Da ist es kein Widerspruch, dass der Name des Gasthauses mit den vielen jungen Gästen einigermaßen geschichtsträchtig ist; und auch ähnlich unaussprechlich wie die legendären Aufstrichbrötler der Dynastie Trześniewski. Auf ihrer Homepage beschwichtigt Marion Jambor allerdings: „Sprich: Woraschitzky“ steht dort. Na bitte, halb so zungenbrecherisch wie befürchtet, so heißt in Wien bald einmal wer. Das Wort ist den Lokalgründern 2009 „einfach eingefallen“, erzählt Marion. So hieß ein altes polnisches Adelsgeschlecht, das in der Südsteiermark Weinbau betrieb. Heute holen namhafte steirische Weingüter wie Sabathi das Beste aus der Riede Graf Woracziczky bei Leutschach.
Wo?
Spengergasse 52, 1050 Wien,
Tel.: 0 699/112 29 530, www.woracziczky.at.
Wann?
Mo bis Fr
11.30 bis 14 Uhr und ab 18 bis ca. 23 Uhr.
Was & wie viel?
Die Mittagsmenüs mit Suppe und Hauptgericht (überbackene Palatschinken, Bärlauch-Eiernockerl, geröstete Knödel mit Ei, gebackener Kabeljau) sind mit 9,50 Euro beinahe konkurrenzlos günstig. Die Abendkarte wechselt etwa alle vier Wochen. Es gibt vorweg Beef Tatar (15,50) oder marinierte Kalbszunge mit Kohlrabi und Radieschen (14,50), die Hauptgerichte kosten zwischen 14, 50 und 19,50 Euro. Nur Barzahlung möglich.
Warum?
Wirtin Marion Jambor liefert die Erklärung: „Ein Gasthaus ist etwas, wo man sich reintraut. Auch allein.“
Ergänzung: man wird es dort nicht lange bleiben und eine angenehme Zeit verbringen.

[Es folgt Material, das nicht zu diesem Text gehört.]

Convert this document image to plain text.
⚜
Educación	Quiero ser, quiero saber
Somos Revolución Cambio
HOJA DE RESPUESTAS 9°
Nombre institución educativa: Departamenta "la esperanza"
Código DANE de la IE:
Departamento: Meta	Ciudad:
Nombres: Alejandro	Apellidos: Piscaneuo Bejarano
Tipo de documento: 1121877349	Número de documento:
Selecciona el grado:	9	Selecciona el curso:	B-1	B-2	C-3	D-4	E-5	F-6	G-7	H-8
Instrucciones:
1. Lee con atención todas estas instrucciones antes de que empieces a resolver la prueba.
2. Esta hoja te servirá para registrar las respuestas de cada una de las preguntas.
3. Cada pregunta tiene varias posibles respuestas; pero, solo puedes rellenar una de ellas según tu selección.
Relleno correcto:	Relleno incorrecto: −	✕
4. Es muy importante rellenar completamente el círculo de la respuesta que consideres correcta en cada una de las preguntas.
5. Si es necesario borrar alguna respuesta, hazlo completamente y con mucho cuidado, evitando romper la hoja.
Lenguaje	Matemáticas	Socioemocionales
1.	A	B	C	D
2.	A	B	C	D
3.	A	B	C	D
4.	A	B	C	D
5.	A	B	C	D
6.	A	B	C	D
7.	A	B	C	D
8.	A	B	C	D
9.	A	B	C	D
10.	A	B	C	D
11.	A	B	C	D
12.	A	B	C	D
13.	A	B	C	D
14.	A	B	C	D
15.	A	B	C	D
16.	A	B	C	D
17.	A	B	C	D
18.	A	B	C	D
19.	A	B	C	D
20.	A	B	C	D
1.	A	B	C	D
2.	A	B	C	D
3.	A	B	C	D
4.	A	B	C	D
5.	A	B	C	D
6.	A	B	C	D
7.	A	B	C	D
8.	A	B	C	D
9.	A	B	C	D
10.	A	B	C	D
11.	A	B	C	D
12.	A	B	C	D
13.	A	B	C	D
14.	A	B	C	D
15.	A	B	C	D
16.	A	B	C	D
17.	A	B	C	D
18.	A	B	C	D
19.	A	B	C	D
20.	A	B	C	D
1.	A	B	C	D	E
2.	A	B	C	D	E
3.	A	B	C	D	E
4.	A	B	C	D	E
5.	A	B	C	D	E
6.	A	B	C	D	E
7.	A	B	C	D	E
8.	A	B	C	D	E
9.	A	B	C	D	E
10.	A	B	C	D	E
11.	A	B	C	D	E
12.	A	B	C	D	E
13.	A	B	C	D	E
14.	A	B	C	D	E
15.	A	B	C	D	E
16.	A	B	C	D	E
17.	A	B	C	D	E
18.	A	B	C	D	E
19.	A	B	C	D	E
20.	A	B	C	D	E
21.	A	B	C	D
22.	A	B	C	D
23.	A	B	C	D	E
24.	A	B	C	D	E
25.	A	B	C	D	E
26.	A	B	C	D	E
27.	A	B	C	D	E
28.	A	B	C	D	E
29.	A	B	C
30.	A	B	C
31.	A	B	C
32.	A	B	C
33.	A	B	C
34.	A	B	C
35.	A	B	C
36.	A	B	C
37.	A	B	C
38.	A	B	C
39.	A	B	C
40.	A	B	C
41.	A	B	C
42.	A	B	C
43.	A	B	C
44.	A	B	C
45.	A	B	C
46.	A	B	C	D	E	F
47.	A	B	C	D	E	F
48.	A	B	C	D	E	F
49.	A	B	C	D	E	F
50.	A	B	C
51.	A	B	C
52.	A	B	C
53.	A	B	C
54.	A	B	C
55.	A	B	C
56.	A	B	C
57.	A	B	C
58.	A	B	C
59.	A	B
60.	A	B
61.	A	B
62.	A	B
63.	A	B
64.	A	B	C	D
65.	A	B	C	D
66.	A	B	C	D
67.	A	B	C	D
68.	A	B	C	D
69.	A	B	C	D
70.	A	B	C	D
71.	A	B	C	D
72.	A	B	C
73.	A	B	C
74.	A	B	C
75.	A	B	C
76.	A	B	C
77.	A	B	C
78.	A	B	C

Die nicht sehr umfangreiche, aber mit Bedacht erstellte Weinauswahl wird dem nicht im Weg stehen.
Bonus: ruhiger Schanigarten in einer Sackgasse.
Die soziale Ader
Mittlerweile ist das Gasthaus bestens besucht, und Küchenchef Martin Buzernic, finalisiert einen Mittagsteller nach dem anderen – routiniert und in gleichbleibend hoher Qualität; er ist ja auch schon 15 Jahre lang hier, weil er einfach von sich aus so kocht, wie Marion Jambor es am liebsten hat: klassisch, frei von Firlefanz, aber voller Feingefühl für solide Hausmannskost. Zum Woraczicky’schen Kanon zählen Backhendl, Zwiebelrostbraten, Beef Tatar, vegetarisch gefüllte Paprika, der Referenzbeinschinken aus dem Haus Thum oder der cremige Schokoauflauf.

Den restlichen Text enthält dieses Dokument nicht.